Чика ничего не ответила. Тогда он придвинулся поближе и спросил:

– Зачем Камивара приходил к Джонсону? Кто он такой?

– Он был не просто профессиональным убийцей, если ты это имеешь в виду. Он здесь долго околачивался и знал все ходы и выходы.

– Как и твой контрпартнер?

– Не понимаю, что ты хочешь сказать.

– Я говорю о Суме.

– Нет, Сума – другое. – Она на минутку задумалась. – Камивару должны были отозвать отсюда еще некоторое время назад. Думаю, что решение об этом уже было принято. Он стал... бесполезным.

– Ты имеешь в виду, что он слишком долго не был дома?

– Не совсем так. – Чика секунду помолчала. – Полагаю, что чувство реальности настолько покинуло его, что он перестал быть полезным для общества Черного клинка.
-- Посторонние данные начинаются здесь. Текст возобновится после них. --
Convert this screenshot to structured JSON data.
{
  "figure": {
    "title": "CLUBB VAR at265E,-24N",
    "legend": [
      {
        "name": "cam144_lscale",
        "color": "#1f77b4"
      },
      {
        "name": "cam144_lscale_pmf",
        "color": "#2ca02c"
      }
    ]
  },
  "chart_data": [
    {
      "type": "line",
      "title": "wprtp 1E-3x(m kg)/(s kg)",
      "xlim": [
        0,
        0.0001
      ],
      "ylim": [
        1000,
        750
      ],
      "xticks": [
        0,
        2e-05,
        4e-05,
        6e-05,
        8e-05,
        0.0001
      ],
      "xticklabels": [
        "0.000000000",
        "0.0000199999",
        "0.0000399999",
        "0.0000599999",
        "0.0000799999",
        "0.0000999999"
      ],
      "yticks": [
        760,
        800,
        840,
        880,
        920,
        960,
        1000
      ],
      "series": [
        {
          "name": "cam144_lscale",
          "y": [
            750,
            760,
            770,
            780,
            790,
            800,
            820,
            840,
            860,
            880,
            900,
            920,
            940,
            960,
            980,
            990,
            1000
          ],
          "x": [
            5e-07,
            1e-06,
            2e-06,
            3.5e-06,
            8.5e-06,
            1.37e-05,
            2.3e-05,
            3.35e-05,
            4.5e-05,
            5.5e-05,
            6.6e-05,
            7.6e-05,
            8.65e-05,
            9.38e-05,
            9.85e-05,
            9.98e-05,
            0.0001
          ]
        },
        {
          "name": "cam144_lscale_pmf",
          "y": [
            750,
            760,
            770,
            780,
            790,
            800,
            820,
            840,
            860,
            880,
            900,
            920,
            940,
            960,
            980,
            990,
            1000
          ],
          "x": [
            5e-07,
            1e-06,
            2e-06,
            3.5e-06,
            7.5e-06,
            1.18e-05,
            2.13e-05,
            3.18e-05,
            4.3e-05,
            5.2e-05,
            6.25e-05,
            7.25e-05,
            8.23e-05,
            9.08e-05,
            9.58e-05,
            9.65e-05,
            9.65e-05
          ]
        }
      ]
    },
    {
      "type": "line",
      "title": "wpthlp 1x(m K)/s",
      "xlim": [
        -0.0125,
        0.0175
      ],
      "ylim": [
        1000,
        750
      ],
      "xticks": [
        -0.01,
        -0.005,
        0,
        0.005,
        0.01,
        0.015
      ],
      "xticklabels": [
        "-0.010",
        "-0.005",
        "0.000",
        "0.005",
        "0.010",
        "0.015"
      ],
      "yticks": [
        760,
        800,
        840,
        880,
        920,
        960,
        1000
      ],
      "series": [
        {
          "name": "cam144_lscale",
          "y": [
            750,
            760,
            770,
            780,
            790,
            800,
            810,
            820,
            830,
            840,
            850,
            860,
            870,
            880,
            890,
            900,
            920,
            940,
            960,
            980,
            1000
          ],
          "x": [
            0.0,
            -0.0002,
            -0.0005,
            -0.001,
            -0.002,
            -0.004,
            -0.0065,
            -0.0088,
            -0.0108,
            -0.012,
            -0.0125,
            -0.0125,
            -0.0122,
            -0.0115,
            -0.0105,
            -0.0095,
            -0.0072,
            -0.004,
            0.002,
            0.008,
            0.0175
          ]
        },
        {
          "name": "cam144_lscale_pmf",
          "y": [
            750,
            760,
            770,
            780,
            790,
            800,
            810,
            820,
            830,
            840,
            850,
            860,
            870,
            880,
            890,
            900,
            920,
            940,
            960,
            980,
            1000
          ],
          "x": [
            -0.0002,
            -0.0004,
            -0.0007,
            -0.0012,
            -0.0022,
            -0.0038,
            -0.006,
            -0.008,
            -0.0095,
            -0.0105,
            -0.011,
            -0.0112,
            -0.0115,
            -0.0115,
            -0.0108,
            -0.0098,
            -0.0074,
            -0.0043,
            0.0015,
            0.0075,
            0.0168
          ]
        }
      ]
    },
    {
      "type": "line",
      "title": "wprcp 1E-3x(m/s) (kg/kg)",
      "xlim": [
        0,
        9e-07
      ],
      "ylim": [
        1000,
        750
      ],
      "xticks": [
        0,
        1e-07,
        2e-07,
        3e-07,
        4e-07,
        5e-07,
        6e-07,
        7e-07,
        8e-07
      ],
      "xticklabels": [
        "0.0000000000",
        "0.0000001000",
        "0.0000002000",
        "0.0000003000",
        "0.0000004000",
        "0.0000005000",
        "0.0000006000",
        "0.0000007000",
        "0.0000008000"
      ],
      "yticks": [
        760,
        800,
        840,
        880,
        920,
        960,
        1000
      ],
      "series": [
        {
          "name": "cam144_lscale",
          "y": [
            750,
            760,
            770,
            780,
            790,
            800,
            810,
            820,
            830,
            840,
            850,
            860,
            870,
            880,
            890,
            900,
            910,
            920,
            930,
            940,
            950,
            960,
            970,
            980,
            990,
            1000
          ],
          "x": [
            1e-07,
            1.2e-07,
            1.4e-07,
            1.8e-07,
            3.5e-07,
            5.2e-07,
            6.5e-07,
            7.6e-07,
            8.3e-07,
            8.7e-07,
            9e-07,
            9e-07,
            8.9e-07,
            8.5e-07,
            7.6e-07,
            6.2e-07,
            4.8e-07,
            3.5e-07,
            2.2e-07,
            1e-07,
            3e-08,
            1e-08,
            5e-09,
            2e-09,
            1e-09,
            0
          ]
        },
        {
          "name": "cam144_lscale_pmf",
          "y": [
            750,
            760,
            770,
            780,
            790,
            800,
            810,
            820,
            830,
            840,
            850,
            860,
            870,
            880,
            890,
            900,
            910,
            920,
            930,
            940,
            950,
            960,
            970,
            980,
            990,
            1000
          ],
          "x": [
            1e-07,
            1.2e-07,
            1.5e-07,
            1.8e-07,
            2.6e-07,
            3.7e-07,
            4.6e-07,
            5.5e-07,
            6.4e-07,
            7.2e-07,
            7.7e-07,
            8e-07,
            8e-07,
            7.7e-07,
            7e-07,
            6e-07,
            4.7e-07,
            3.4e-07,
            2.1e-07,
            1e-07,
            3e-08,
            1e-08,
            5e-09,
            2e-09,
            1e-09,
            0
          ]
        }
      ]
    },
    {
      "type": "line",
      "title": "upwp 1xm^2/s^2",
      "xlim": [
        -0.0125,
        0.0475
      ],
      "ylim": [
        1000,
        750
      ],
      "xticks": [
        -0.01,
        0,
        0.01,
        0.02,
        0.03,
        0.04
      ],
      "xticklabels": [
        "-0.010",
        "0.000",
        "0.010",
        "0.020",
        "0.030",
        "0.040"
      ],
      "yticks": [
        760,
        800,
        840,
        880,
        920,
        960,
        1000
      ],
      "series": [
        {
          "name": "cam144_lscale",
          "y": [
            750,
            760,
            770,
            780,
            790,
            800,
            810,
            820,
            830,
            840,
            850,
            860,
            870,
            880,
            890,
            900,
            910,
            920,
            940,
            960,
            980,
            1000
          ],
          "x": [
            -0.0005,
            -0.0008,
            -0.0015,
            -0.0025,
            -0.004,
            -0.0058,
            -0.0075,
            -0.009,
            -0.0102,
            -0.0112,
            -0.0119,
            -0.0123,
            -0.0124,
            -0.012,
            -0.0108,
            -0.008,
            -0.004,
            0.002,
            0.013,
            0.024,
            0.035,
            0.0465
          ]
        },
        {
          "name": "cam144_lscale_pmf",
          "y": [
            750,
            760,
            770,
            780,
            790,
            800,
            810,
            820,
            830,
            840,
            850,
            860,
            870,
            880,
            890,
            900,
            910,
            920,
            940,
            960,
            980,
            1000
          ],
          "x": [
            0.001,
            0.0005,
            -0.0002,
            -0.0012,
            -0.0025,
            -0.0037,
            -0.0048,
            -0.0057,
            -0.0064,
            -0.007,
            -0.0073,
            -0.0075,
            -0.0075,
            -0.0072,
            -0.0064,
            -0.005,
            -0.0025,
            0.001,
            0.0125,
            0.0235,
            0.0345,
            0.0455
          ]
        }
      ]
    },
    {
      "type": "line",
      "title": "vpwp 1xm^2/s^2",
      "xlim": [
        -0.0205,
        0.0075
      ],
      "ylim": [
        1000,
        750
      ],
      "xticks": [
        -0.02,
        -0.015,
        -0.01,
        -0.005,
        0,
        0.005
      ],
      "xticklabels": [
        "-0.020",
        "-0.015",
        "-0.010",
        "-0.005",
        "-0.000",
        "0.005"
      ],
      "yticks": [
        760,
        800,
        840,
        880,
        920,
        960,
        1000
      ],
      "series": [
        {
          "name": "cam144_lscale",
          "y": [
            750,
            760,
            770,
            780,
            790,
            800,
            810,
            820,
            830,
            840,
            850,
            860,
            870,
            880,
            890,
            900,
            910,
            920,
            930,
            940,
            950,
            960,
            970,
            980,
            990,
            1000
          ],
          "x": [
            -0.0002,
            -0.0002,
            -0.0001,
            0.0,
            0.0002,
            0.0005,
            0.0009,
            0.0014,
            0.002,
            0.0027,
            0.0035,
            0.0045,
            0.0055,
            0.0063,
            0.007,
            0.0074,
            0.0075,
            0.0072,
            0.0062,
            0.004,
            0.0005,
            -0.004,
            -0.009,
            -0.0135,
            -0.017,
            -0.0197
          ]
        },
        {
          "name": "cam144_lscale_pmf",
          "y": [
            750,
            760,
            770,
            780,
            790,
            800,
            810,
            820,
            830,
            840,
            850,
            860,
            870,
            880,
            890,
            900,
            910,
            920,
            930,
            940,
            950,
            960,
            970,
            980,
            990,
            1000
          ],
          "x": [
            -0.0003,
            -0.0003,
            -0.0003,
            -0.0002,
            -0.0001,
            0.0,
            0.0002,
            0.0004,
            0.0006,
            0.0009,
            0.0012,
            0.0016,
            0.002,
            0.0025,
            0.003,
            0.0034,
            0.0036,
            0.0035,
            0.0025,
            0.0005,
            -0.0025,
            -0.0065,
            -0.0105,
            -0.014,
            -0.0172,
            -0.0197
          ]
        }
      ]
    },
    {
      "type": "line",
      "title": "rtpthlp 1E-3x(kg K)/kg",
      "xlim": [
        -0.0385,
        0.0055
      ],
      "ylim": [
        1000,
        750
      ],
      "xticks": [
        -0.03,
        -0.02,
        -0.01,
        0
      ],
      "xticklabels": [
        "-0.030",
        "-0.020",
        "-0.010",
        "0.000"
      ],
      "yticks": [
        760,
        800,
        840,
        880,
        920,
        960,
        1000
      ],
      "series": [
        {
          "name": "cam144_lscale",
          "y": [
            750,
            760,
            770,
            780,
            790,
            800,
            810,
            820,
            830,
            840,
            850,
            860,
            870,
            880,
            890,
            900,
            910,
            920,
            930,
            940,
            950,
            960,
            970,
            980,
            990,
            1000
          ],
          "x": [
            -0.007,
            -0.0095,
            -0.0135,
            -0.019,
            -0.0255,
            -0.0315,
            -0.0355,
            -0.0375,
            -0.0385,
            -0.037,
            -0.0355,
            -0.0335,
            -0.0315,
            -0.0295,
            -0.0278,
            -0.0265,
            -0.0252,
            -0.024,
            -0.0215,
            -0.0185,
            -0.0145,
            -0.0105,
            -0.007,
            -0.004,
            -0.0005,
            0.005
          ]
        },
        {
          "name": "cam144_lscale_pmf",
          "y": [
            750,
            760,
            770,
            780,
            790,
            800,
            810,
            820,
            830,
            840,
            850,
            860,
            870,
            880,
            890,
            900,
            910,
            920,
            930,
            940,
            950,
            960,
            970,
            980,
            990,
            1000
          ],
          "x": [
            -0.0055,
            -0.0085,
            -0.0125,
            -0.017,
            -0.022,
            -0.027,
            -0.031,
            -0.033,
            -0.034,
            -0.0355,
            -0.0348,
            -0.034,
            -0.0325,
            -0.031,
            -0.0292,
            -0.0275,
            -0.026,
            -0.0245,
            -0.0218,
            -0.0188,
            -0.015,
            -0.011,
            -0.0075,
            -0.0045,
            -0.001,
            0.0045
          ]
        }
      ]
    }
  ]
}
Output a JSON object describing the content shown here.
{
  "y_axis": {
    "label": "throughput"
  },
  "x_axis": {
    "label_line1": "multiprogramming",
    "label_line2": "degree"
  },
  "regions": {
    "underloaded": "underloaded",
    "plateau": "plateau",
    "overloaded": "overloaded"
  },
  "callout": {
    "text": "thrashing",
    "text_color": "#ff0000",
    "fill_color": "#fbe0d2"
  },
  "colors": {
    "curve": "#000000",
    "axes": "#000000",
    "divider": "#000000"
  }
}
– Ты хочешь сказать, что он тронулся умом?

– Вполне возможно.

У Вулфа снова возникло ощущение, что он делает что-то не так. Ему, видимо, не стоит сейчас вступать с Чикой в конфликт, подозревая ее во лжи или, по крайней мере, в том, что она не раскрывает всей правды. Тут и слепому ясно, что ее не испугаешь.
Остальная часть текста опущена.